Deploying K8S/Ceph to OVH


#1

I’m starting this post to note down my travails in deploying CDK and a few other bits backed by Ceph to OVH because I tried it earlier and failed… soooo I figure its a good thing to note down to see if there’s room for improvement/broken stuff in the manual deployment…

Updates due shortly.

Background

We have a bunch of Infrastructure living at OVH, Dedicated Servers, they’re quick, reliable and nowhere near as pricey as the public cloud services. We have a lot of long running services, plus CI/CD and test builds. We’re also investigating stuff on Knative and other Kubernetes frameworks and so it’s a good place for us to host it, without having to buy our own hardware but still with a pretty good degree of flexibility. Our servers are all bought with “Vrack” capabilities so we can stick them onto a virtual network that routes solely between our own hardware.

For this experiment, we’ve got

5 new servers, each with 16 GB RAM, Xeon processors and 2x4TB SATA hard drives.

3 will be Ceph nodes, each running 1 disk as the OS and 1 as the storage drive. The other 2 nodes will be 1 Kubernetes master and 1 Kubernetes worker with the OS mirrored across the 2 disks giving 4TB storage total on each.

All disks are installed with Bionic and brought up to date with apt.

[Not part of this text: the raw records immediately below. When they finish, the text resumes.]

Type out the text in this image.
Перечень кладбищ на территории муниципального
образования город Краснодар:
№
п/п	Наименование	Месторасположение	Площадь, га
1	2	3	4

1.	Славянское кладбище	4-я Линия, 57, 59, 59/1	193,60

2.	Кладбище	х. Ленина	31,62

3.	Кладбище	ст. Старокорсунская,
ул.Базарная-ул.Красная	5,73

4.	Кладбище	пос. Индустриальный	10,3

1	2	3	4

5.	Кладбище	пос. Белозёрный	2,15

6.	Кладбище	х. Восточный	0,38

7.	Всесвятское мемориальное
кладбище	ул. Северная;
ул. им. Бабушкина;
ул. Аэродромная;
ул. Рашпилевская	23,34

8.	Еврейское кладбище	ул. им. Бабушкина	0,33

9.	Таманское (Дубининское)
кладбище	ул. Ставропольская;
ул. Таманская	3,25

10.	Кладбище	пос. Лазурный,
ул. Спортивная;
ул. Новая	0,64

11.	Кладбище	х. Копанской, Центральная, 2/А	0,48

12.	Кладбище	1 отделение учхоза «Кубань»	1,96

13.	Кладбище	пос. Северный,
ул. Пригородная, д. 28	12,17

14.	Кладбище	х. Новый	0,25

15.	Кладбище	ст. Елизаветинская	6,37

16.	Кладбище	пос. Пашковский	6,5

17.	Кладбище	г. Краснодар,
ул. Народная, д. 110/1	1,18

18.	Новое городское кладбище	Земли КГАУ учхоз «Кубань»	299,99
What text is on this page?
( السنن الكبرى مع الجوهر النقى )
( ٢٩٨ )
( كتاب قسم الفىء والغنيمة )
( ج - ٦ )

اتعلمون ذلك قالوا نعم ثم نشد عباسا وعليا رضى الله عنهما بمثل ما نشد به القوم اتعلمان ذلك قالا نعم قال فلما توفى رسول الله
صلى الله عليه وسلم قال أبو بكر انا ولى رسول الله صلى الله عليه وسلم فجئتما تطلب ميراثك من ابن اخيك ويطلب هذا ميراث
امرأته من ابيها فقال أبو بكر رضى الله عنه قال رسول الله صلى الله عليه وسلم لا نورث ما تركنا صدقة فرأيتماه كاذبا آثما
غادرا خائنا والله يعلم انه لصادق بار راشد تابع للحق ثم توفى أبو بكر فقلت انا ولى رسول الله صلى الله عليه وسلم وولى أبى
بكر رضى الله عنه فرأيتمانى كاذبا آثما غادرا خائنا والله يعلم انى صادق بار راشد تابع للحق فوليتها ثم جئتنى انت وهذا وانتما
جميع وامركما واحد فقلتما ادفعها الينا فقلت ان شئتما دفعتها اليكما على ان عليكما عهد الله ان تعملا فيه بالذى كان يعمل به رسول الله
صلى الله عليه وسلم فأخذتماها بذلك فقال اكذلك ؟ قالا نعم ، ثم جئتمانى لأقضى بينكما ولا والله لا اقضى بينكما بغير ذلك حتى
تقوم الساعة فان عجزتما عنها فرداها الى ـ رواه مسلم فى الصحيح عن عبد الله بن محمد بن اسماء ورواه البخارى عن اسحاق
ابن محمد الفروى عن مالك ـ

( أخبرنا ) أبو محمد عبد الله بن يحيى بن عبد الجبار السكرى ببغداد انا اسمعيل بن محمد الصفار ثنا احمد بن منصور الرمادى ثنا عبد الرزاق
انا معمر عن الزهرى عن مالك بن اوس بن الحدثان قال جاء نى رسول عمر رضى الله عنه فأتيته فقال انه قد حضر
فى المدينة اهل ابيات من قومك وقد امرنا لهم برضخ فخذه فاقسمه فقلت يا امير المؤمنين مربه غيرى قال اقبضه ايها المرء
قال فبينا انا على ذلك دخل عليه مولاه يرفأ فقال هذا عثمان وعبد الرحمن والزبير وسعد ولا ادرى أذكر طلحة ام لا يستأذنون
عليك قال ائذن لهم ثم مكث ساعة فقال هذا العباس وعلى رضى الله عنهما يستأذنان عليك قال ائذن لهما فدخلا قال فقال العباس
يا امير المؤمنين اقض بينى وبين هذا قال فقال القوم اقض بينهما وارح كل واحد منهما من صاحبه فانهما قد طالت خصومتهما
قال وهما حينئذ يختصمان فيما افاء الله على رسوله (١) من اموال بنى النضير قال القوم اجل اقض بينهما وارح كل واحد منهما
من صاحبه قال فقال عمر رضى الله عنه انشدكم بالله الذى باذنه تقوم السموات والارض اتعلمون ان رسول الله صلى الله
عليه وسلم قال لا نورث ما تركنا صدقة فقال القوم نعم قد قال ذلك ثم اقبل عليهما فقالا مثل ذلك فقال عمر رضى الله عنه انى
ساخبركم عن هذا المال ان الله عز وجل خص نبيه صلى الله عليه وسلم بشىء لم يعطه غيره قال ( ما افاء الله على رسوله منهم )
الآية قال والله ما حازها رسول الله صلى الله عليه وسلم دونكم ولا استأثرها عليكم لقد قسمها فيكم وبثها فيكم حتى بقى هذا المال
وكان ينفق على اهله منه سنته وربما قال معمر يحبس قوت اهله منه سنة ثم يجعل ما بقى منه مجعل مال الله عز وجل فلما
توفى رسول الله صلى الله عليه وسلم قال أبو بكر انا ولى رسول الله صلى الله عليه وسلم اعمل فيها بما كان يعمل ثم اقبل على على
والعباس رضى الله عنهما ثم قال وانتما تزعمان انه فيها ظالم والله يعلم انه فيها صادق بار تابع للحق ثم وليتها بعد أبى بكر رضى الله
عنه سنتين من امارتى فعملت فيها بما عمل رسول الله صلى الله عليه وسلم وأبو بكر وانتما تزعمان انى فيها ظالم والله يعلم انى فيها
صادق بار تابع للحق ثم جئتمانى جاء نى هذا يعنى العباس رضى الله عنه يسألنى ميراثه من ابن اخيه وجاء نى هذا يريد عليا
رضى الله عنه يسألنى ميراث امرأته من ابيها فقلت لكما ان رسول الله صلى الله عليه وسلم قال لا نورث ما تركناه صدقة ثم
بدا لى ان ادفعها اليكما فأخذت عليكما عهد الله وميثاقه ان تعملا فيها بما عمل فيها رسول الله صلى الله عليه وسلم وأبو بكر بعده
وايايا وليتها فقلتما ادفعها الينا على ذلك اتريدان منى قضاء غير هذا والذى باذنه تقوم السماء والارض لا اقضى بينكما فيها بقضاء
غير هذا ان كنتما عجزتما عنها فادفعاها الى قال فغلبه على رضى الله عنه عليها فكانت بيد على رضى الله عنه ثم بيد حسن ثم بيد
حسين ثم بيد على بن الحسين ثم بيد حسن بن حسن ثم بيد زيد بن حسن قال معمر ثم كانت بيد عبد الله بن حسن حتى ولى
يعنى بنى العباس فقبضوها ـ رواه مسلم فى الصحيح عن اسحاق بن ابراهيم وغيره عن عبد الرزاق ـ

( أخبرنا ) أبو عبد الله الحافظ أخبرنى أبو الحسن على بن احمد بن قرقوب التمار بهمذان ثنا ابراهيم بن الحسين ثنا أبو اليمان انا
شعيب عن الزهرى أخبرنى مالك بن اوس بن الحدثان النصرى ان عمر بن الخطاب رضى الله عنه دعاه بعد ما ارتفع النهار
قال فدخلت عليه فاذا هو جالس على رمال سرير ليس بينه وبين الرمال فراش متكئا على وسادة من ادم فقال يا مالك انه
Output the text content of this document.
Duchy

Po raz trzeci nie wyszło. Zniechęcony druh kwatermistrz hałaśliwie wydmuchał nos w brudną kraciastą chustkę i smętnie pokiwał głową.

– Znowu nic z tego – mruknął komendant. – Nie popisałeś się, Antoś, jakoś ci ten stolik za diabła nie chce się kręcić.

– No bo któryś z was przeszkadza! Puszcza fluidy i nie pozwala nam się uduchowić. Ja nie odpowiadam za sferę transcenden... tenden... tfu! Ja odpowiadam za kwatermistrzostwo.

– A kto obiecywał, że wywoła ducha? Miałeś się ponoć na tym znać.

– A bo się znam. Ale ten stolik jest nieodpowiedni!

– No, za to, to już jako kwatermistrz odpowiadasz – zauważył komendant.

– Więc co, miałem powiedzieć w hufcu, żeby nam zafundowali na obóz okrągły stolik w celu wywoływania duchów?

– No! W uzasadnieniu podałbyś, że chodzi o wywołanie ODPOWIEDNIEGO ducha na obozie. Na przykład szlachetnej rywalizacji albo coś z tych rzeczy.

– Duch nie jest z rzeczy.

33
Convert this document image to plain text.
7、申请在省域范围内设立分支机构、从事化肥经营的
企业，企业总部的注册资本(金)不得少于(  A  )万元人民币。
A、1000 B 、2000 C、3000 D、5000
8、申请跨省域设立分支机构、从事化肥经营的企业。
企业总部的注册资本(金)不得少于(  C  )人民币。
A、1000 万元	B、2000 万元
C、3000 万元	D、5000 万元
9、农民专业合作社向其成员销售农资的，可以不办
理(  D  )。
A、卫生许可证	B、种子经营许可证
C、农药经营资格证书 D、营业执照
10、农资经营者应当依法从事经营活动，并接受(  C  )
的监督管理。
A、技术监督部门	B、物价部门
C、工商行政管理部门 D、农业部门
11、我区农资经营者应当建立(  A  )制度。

We already have a Juju controller, running 2.4.7 models.


Post Deployment Tasks

For whatever reason OVH give you servers with a root account login. So first up we created ubuntu accounts for Juju to connect to.

adduser ubuntu
usermod -a -G admin ubuntu

We also put the public key into the ssh setup so that Juju can login.

Because we use a vrack, it means we don’t have to route our traffic via the external network, as such we need to configure a new ethernet adaptor:

nano /etc/netplan/01.yaml

network:
  version: 2
  renderer: networkd
  ethernets:
      eno2:
          dhcp4: no
          dhcp6: no
          addresses: [10.0.0.x/16]

Clearly x on each server is iterated to the next spare IP.

Then:

netplan apply
ifconfig

And you should see a new eth adaptor for the vrack. We also had to put the server into the relevant Vrack in the OVH config.

Commissioning The Machines

With all that out of the way, we then added the machines to the model as its a manual deployment and this has to be done to gain access to them…

juju add-model kubernetes
juju switch kubernetes
juju add-machine ssh:ubuntu@10.0.0.15
juju add-machine ssh:ubuntu@10.0.0.19

juju add-model ceph
juju switch ceph
juju add-machine ssh:ubuntu@10.0.0.16
juju add-machine ssh:ubuntu@10.0.0.17
juju add-machine ssh:ubuntu@10.0.0.18

At this point you need to update the /etc/hosts file in each node to reflect the DNS pointers to each server.

Deploy Ceph

juju switch ceph
juju deploy ceph-mon --to 0
juju add-unit ceph-mon --to 1
juju add-unit ceph-mon --to 2
juju deploy ceph-osd --to 0
juju add-unit ceph-osd --to 1
juju add-unit ceph-osd --to 2
juju add-relation ceph-osd ceph-mon

Setup the disks

juju run-action ceph-osd/0 zap-disk devices=/dev/sdb i-really-mean-it=true
juju run-action ceph-osd/1 zap-disk devices=/dev/sdb i-really-mean-it=true
juju run-action ceph-osd/2 zap-disk devices=/dev/sdb i-really-mean-it=true
juju config ceph-osd osd-devices="/dev/sdb"

Deploying Kubernetes

As we’re experimenting, we’ll stick the master stuff onto one node… don’t shoot me.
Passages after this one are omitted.